Quels éléments ont conduit à cette «identification formelle» ? «Le comportement des individus, des matériels identifiés ainsi que du recoupement des renseignements collectés», dit le communiqué. Sans préciser lesquels. Des armes ont-elles été repérées ? Des mouvements permettant de détecter des combattants ? En milieu peul, il est commun que les hommes s'éloignent du village, un jour de mariage pour «chercher une bonne ombre» ou «être à côté du bétail», commentent des personnes familières de la zone, en particulier dans les familles d'éleveurs. Quels critères, dès lors, ont permis aux soldats français de différencier un groupe de villageois d'un rassemblement jihadiste ?
La liste nominative des victimes dressée par Jeunesse Tabital Pulaaku - non vérifiée de source indépendante - donne de premiers éléments de réponse : la majorité des hommes tués ont plus de 40 ans (13 sur 19) et ils sont presque tous des habitants de Bounti (15 sur 19). Parmi eux, beaucoup appartiennent aux mêmes familles. Ces trois informations, si elles venaient à être confirmées, dessinent un profil de groupe plus conforme à la foule d'un mariage qu'à une bande d'islamistes armés. «Aucun élément constitutif d'un rassemblement festif ou d'un mariage n'a été observé», insiste Barkhane. Dans cette région sous emprise jihadiste, les mariages ne sont jamais «festifs», expliquent tous les connaisseurs de la zone, car de telles cérémonies sont strictement prohibées. «Je ne peux pas garantir que les jihadistes ne se trouvent pas dans les environs, mais une chose est sûre, les Peuls du village ne sont pas mêlés à cette histoire de jihad, insiste un autre invité du mariage. Dans le cercle de Douentza, les villages qui ont des contingents dans les rangs jihadistes sont connus de tous. Bounti n'en fait pas partie.»

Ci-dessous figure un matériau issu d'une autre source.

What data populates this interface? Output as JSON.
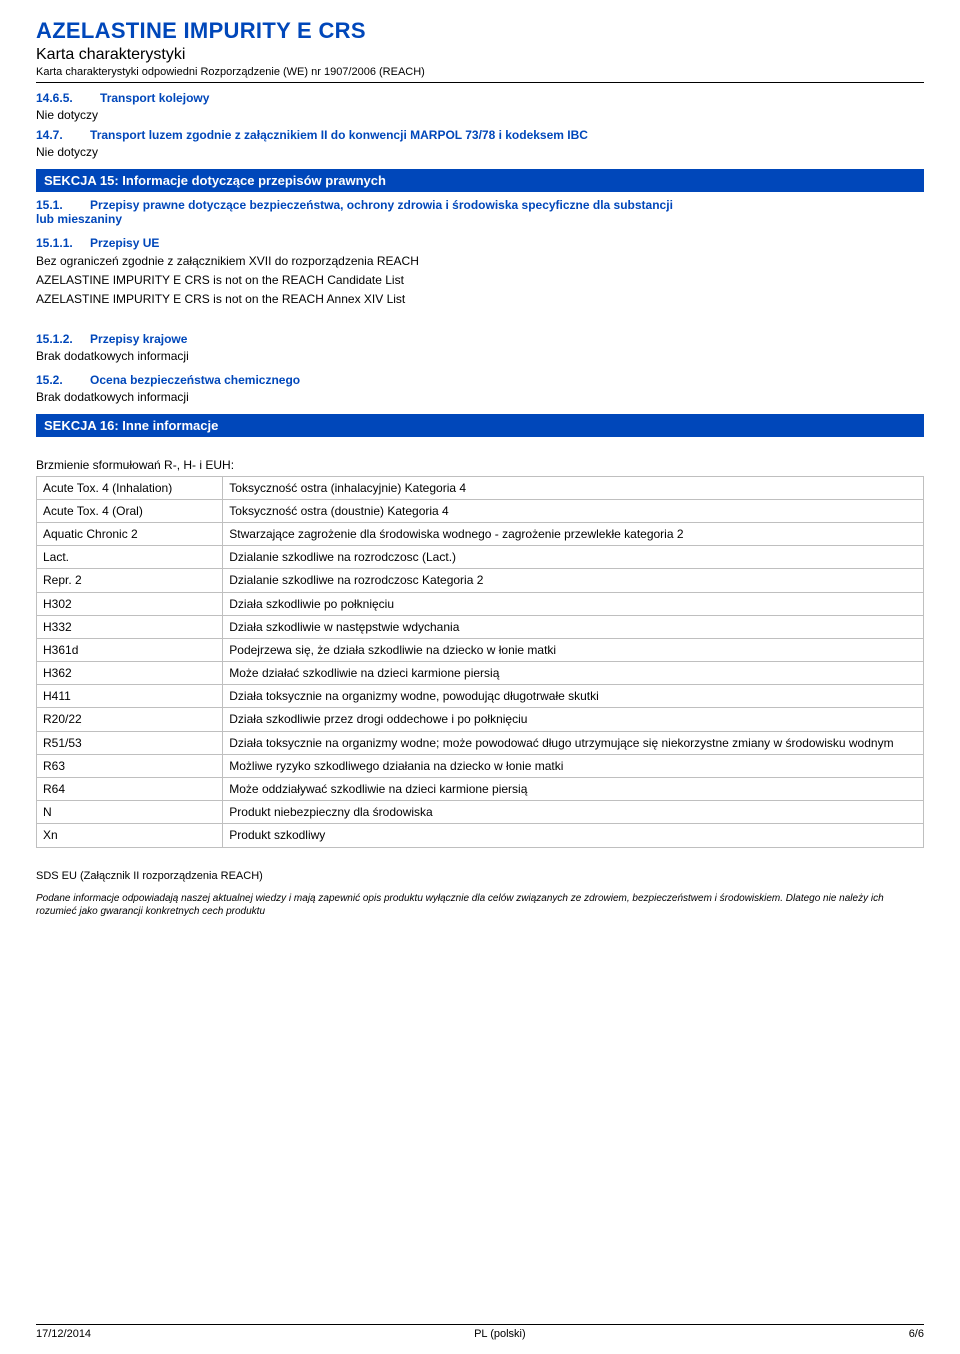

A Paris, l'état-major, pourtant, semble ne laisser aucune place au doute : «Les éléments disponibles, qu'il s'agisse de l'analyse de la zone avant ou après la frappe, comme de la robustesse du processus de ciblage, permettent d'exclure la possibilité d'un dommage collatéral.» Et précise à Libération que des soldats français se sont rendus à Bounti vendredi : leurs observations «ont en tout point confirmé les analyses» qui ont conduit à la frappe dimanche.
Le ministère malien de la Défense a également donné sa version des événements jeudi : «Un regroupement d'une cinquantaine d'individus a été observé vers 11 heures, indique son communiqué. Aux environ de 13 heures, ces éléments de la katiba Serma [composante de la coalition du Jnim, affiliée à Al-Qaeda], vêtus de la même façon, ont formé trois groupes. Ce regroupement de combattants a été qualifié d'objectifs militaires et l'intervention aérienne sollicitée par le poste de commandement conjoint.» Le nom de cette opération conjointe ? «Eclipse». Les faits de dimanche méritent pourtant la pleine lumière. La diffusion des «images de la mission d'observation et de surveillance» mentionnées dans le communiqué pourrait constituer une première étape.